Después de darle unas cuantas vueltas creo que ya sé de dónde viene. De un cruce de cables entre el viejo síndrome del impostor y algo todavía más puñetero: las promesas sociales que caducan sin avisar.

No hablo solo del trabajo, aunque ahí también pasa. Es cosa de la vida en general. Esas frases tan amables como recurrentes que todos hemos escuchado y dicho alguna vez. El famoso «hay que vernos», el «cuenta conmigo», el «me acuerdo muchísimo de ti». En el momento suenan cálidas, incluso sinceras, pero luego pasa el tiempo y se van diluyendo como si las hubiera dicho otra persona en otro planeta.

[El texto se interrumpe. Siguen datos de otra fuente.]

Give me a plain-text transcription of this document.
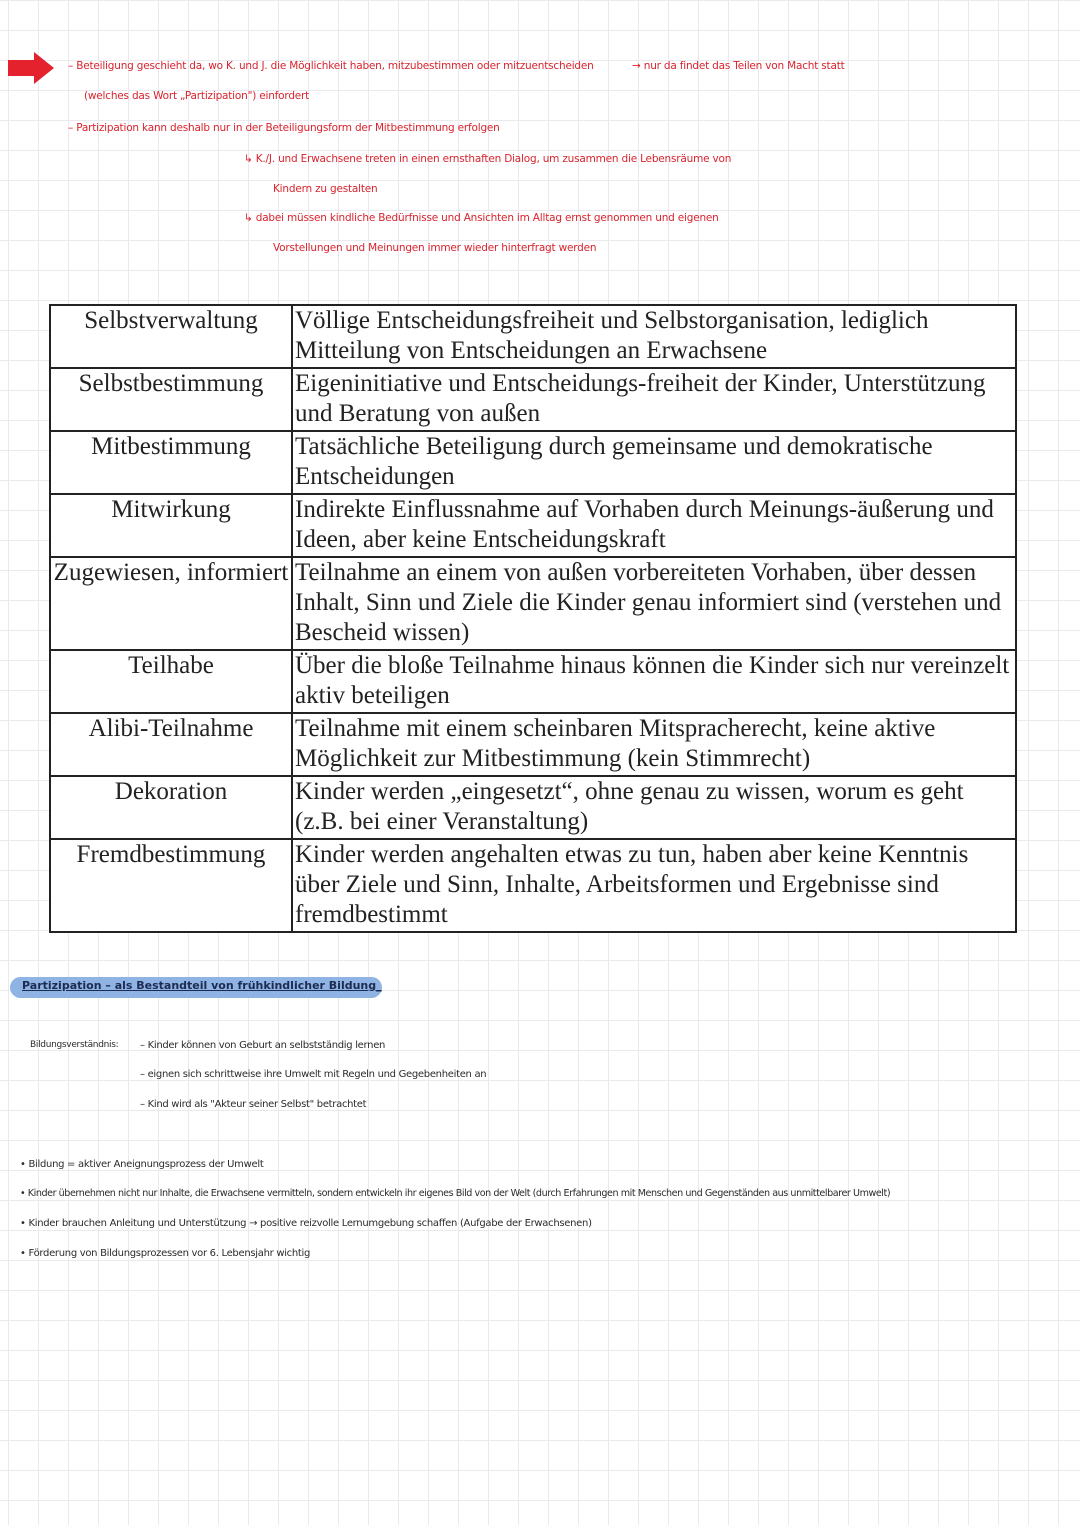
– Beteiligung geschieht da, wo K. und J. die Möglichkeit haben, mitzubestimmen oder mitzuentscheiden	→ nur da findet das Teilen von Macht statt
(welches das Wort „Partizipation") einfordert
– Partizipation kann deshalb nur in der Beteiligungsform der Mitbestimmung erfolgen
↳ K./J. und Erwachsene treten in einen ernsthaften Dialog, um zusammen die Lebensräume von
Kindern zu gestalten
↳ dabei müssen kindliche Bedürfnisse und Ansichten im Alltag ernst genommen und eigenen
Vorstellungen und Meinungen immer wieder hinterfragt werden
Selbstverwaltung	Völlige Entscheidungsfreiheit und Selbstorganisation, lediglich Mitteilung von Entscheidungen an Erwachsene
Selbstbestimmung	Eigeninitiative und Entscheidungs-freiheit der Kinder, Unterstützung und Beratung von außen
Mitbestimmung	Tatsächliche Beteiligung durch gemeinsame und demokratische Entscheidungen
Mitwirkung	Indirekte Einflussnahme auf Vorhaben durch Meinungs-äußerung und Ideen, aber keine Entscheidungskraft
Zugewiesen, informiert	Teilnahme an einem von außen vorbereiteten Vorhaben, über dessen Inhalt, Sinn und Ziele die Kinder genau informiert sind (verstehen und Bescheid wissen)
Teilhabe	Über die bloße Teilnahme hinaus können die Kinder sich nur vereinzelt aktiv beteiligen
Alibi-Teilnahme	Teilnahme mit einem scheinbaren Mitspracherecht, keine aktive Möglichkeit zur Mitbestimmung (kein Stimmrecht)
Dekoration	Kinder werden „eingesetzt“, ohne genau zu wissen, worum es geht (z.B. bei einer Veranstaltung)
Fremdbestimmung	Kinder werden angehalten etwas zu tun, haben aber keine Kenntnis über Ziele und Sinn, Inhalte, Arbeitsformen und Ergebnisse sind fremdbestimmt
Partizipation – als Bestandteil von frühkindlicher Bildung_
Bildungsverständnis: – Kinder können von Geburt an selbstständig lernen
– eignen sich schrittweise ihre Umwelt mit Regeln und Gegebenheiten an
– Kind wird als "Akteur seiner Selbst" betrachtet
• Bildung = aktiver Aneignungsprozess der Umwelt
• Kinder übernehmen nicht nur Inhalte, die Erwachsene vermitteln, sondern entwickeln ihr eigenes Bild von der Welt (durch Erfahrungen mit Menschen und Gegenständen aus unmittelbarer Umwelt)
• Kinder brauchen Anleitung und Unterstützung → positive reizvolle Lernumgebung schaffen (Aufgabe der Erwachsenen)
• Förderung von Bildungsprozessen vor 6. Lebensjahr wichtig
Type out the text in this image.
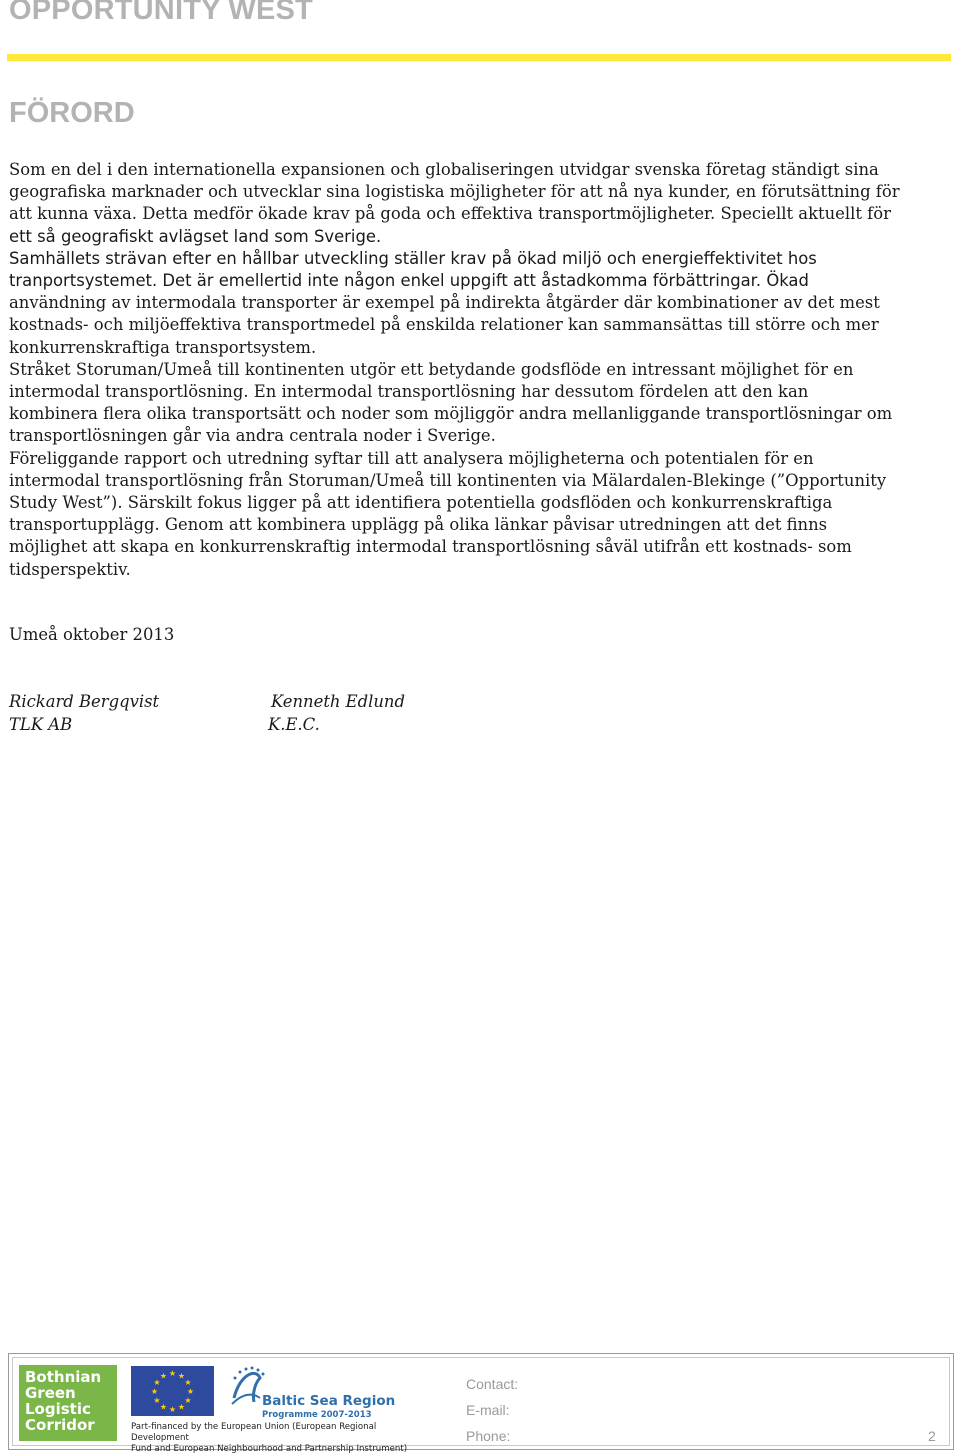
OPPORTUNITY WEST
FÖRORD
Som en del i den internationella expansionen och globaliseringen utvidgar svenska företag ständigt sina
geografiska marknader och utvecklar sina logistiska möjligheter för att nå nya kunder, en förutsättning för
att kunna växa. Detta medför ökade krav på goda och effektiva transportmöjligheter. Speciellt aktuellt för
ett så geografiskt avlägset land som Sverige.
Samhällets strävan efter en hållbar utveckling ställer krav på ökad miljö och energieffektivitet hos
tranportsystemet. Det är emellertid inte någon enkel uppgift att åstadkomma förbättringar. Ökad
användning av intermodala transporter är exempel på indirekta åtgärder där kombinationer av det mest
kostnads- och miljöeffektiva transportmedel på enskilda relationer kan sammansättas till större och mer
konkurrenskraftiga transportsystem.
Stråket Storuman/Umeå till kontinenten utgör ett betydande godsflöde en intressant möjlighet för en
intermodal transportlösning. En intermodal transportlösning har dessutom fördelen att den kan
kombinera flera olika transportsätt och noder som möjliggör andra mellanliggande transportlösningar om
transportlösningen går via andra centrala noder i Sverige.
Föreliggande rapport och utredning syftar till att analysera möjligheterna och potentialen för en
intermodal transportlösning från Storuman/Umeå till kontinenten via Mälardalen-Blekinge (”Opportunity
Study West”). Särskilt fokus ligger på att identifiera potentiella godsflöden och konkurrenskraftiga
transportupplägg. Genom att kombinera upplägg på olika länkar påvisar utredningen att det finns
möjlighet att skapa en konkurrenskraftig intermodal transportlösning såväl utifrån ett kostnads- som
tidsperspektiv.
Umeå oktober 2013
Rickard Bergqvist
TLK AB
Kenneth Edlund
K.E.C.
Bothnian
Green
Logistic
Corridor
★ ★
★
★
★
★
★
★
★
★
★
★
Baltic Sea Region
Programme 2007-2013
Part-financed by the European Union (European Regional Development
Fund and European Neighbourhood and Partnership Instrument)
Contact:
E-mail:
Phone:	2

Pasan semanas, pasan meses y lo único que parece acordarse de ti es el algoritmo de la red social de turno, que al menos tiene el detalle de aparecer puntual. Tú, mientras tanto, te quedas con esa cara de ¿y ahora qué?, sin saber si insistir, dejarlo ir o empezar a cobrar por hacer de agenda humana.

Lo del impostor, paradójicamente, es más manejable. Esa vocecita ya la tengo fichada. Sé precisamente qué tono usa, qué argumentos saca y en qué momentos decide asomarse. Es la voz que te dice que quizá no eres tan interesante como creías, que igual los demás no te llaman porque tampoco les aportas tanto. En fin, esa adolescencia portátil que todos llevamos dentro y que aparece cuando el mundo guarda un silencio un poco más largo de lo normal.

Pero justo cuando empiezo a pensar que todo esto son exageraciones mías aparece lo otro. Ese ninguneo simpático que no va a malas pero que deja marca. Esa manera de estar presentes en la mente de la gente pero ausentes en su vida práctica. Gente que te aprecia de verdad, o eso dicen, pero que vive en una dimensión paralela donde los mensajes se piensan y no se envían. Donde las ganas existen, pero las llamadas… bueno, esas ya tal.

Y claro, uno intenta no dramatizar. No montar películas a las ocho de la mañana mientras desayunas. No convertir lo anecdótico en un drama griego. Pero llega un punto en el que te preguntas si el problema lo tienes tú o lo tiene el planeta entero. Dudas de si estás esperando demasiado o si simplemente llevas un tiempo recibiendo señales incompatibles. El «me importas» por un lado y el «ya si eso quedamos otro día» por el otro.

Lo más irónico de todo esto es que no hay culpables. Nadie lo hace para molestar. Todos tenemos buena intención y mala logística. Yo mismo he sido ese amigo que tiene que llamar y nunca llama, aunque luego vaya diciendo por ahí que se acuerda un montón. Un clásico de toda la vida. El problema es que cuando te toca a ti recibir la parte silenciosa, algo se mueve dentro y no siempre en la dirección correcta. No duele, pero rasca.

Total, que estos días estoy así. En esa zona intermedia entre la certeza de que valgo lo que valgo, sin fuegos artificiales pero con fundamento, y la sospecha de que el mundo funciona con menos coherencia de la que a uno le gustaría. Porque la coherencia se quiebra en tonterías, en mensajes prometidos que no llegan, en planes que no se concretan, en conversaciones que se quedan en borradores emocionales. Pequeñas erosiones que no duelen de golpe, pero que con el tiempo desgastan.

La parte buena es que escribirlo ya me está quitando peso de encima. Poner palabras es como hacer una limpieza profunda. Te obliga a separar lo que es tuyo de lo que es de los demás. Y descubro que lo que me tenía enfadado no era la gente, ni sus agendas, ni sus olvidos. Era esa sensación de vivir en tierra de nadie, atrapado entre la duda interna y la inconsistencia externa. Dos corrientes que te menean, pero que una vez identificadas ya no marean tanto.

Sigo de mal humor, sí, pero ahora es un mal humor con nombre y apellidos. De esos que sabes que se acaban pasando aunque ahora ocupen más espacio del necesario. Como cuando llueve dos días seguidos y no sabes si el problema es el cielo o eres tú, pero te pones la capucha y sigues caminando porque no queda otra opción razonable.

Al final, la única llamada segura es la que te haces tú mismo. Esa no depende de agendas ajenas ni de algoritmos despistados. Depende únicamente de querer escucharte. Mientras eso funcione, todo lo demás se puede recomponer. Aunque sea despacio. Aunque sea torcido. Aunque cueste.